A new analysis finds that limiting the pool of banks for government contracts is likely to cost the states hundreds of millions of dollars in additional bond underwriting costs.

“The firefighters’, school teachers’, and municipal workers’ in these Republican controlled states are the folks suffering from the actions of their elected officials” said Andrew Behar of As You Sow, which released the study with Ceres.
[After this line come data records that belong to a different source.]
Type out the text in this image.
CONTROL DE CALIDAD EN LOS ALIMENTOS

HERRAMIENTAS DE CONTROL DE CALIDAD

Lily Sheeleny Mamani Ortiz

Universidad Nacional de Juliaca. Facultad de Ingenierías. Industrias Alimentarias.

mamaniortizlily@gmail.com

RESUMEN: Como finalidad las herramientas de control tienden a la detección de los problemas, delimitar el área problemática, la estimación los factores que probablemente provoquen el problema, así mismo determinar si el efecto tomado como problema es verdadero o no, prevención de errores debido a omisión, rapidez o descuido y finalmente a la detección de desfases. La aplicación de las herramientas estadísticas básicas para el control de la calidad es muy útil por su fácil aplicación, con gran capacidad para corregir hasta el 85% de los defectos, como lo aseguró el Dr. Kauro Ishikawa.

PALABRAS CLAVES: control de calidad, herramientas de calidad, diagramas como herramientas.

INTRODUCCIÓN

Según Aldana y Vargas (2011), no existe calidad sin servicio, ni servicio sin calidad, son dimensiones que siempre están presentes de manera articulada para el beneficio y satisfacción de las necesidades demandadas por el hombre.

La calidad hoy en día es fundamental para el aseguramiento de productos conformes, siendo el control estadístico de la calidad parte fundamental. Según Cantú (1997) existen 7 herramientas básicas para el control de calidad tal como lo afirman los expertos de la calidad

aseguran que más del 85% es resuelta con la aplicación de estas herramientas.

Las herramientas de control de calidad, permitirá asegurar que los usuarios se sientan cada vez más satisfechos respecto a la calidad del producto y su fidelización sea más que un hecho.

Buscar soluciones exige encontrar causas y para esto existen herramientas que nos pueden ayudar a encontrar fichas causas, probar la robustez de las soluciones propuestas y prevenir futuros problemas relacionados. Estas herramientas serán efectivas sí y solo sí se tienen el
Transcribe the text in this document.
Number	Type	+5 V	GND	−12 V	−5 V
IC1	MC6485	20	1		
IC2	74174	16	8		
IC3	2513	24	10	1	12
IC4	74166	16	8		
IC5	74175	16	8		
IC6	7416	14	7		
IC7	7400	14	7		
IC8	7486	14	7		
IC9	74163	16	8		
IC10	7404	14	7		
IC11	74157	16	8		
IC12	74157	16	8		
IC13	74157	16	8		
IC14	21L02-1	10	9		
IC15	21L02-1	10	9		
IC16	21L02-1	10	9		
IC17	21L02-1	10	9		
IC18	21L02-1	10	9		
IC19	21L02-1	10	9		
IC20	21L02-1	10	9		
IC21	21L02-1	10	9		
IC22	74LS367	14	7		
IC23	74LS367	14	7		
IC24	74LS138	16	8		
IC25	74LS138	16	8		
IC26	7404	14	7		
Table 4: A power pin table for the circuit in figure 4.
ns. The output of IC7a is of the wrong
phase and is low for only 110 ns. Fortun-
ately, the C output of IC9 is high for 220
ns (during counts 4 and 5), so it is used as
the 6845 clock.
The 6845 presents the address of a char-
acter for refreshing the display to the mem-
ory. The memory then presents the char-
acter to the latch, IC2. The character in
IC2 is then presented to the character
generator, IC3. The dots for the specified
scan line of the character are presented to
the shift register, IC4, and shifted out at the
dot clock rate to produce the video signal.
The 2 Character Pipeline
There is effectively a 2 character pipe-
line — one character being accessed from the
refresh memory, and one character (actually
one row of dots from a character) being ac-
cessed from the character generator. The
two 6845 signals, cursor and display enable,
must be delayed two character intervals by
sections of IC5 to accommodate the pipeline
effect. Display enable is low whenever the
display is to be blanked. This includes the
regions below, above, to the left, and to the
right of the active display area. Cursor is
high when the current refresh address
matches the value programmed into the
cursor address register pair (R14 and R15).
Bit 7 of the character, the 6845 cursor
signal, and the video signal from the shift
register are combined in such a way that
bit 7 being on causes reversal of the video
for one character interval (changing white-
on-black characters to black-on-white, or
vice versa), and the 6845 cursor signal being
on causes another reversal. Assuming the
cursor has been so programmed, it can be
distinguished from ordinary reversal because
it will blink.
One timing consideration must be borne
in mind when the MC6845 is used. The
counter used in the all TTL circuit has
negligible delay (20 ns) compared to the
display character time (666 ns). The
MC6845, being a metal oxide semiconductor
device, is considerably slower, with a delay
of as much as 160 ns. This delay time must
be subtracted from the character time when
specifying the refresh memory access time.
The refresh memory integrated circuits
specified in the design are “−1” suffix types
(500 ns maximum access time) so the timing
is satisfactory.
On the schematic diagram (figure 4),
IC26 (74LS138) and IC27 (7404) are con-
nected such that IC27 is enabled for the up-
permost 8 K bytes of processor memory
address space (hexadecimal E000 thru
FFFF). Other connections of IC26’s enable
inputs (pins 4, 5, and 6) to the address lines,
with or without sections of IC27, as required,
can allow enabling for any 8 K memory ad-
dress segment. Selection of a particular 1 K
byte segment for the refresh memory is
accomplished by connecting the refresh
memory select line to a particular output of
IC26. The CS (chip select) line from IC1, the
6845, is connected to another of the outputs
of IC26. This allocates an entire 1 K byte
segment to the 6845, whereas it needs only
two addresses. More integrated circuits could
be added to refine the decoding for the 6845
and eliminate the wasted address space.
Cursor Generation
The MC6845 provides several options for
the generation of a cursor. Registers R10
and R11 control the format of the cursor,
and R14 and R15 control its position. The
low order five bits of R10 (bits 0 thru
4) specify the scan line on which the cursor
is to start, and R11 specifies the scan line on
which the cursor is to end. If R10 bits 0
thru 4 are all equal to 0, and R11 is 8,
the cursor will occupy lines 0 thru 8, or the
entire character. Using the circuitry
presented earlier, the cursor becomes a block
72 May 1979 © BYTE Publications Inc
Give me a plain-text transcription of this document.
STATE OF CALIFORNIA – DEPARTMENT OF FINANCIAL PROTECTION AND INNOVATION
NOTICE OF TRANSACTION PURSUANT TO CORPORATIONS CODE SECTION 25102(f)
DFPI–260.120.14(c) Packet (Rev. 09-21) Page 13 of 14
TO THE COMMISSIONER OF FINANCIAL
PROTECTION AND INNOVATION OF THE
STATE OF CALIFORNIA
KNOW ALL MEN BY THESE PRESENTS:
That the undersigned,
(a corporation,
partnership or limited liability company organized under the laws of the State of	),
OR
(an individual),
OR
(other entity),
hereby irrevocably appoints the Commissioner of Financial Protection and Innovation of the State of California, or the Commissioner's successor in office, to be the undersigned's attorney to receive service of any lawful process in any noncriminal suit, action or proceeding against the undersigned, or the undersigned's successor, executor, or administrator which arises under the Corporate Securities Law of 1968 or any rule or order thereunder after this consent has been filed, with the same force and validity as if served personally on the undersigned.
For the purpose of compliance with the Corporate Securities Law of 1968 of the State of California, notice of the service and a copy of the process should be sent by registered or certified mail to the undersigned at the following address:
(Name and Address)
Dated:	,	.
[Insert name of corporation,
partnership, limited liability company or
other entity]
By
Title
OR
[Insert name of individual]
  • Texas test case. The Lone Star State in 2021 passed laws prohibiting municipalities from contracting with banks that adhered to ESG principles or policies. A 2022 study found that limiting competition for municipal-bond underwriting cost taxpayers an extra $300 to 500 million. The Sunrise Project, on behalf of As You Sow and Ceres, commissioned the same economic consultant who ran the Texas numbers to come up with totals for states where similar legislation is under consideration or has recently been adopted. 
  • Mounting costs. The As You Sow-Ceres analysis examines six states: Kentucky, Florida, Louisiana, Oklahoma, West Virginia, and Missouri. It finds taxpayers will be on the hook for up to $708 million more if legislation is enacted, pushing estimated additional costs across the seven states to over $1 billion. That total masks some regional differences: a small state like West Virginia might see additional costs of $9 million to $29 million, while a powerhouse like Florida would likely bear $97 million to $361 million. 
  • Free-market principles? In a release introducing the report, As You Sow and Ceres representatives point out that managing financial risk – including those of the environmental, social, and governance varieties – is precisely what taxpayers require of their elected officials (see Imogen Rose-Smith’s latest column, “GOP ditches ‘pro-business’ with attacks on ESG that hurt corporations, investors – and red states”). Said Ceres’ Steven Rothstein, “These actions will increase costs and interfere with the free market in states that move forward.” 
  • It’s not just underwriting. Importantly, the new report only considers the additional costs to bond issuances. But municipal entities have multiple dealings with giant financial-services institutions: they manage money for public pensions and other government functions, provide banking services, and much more.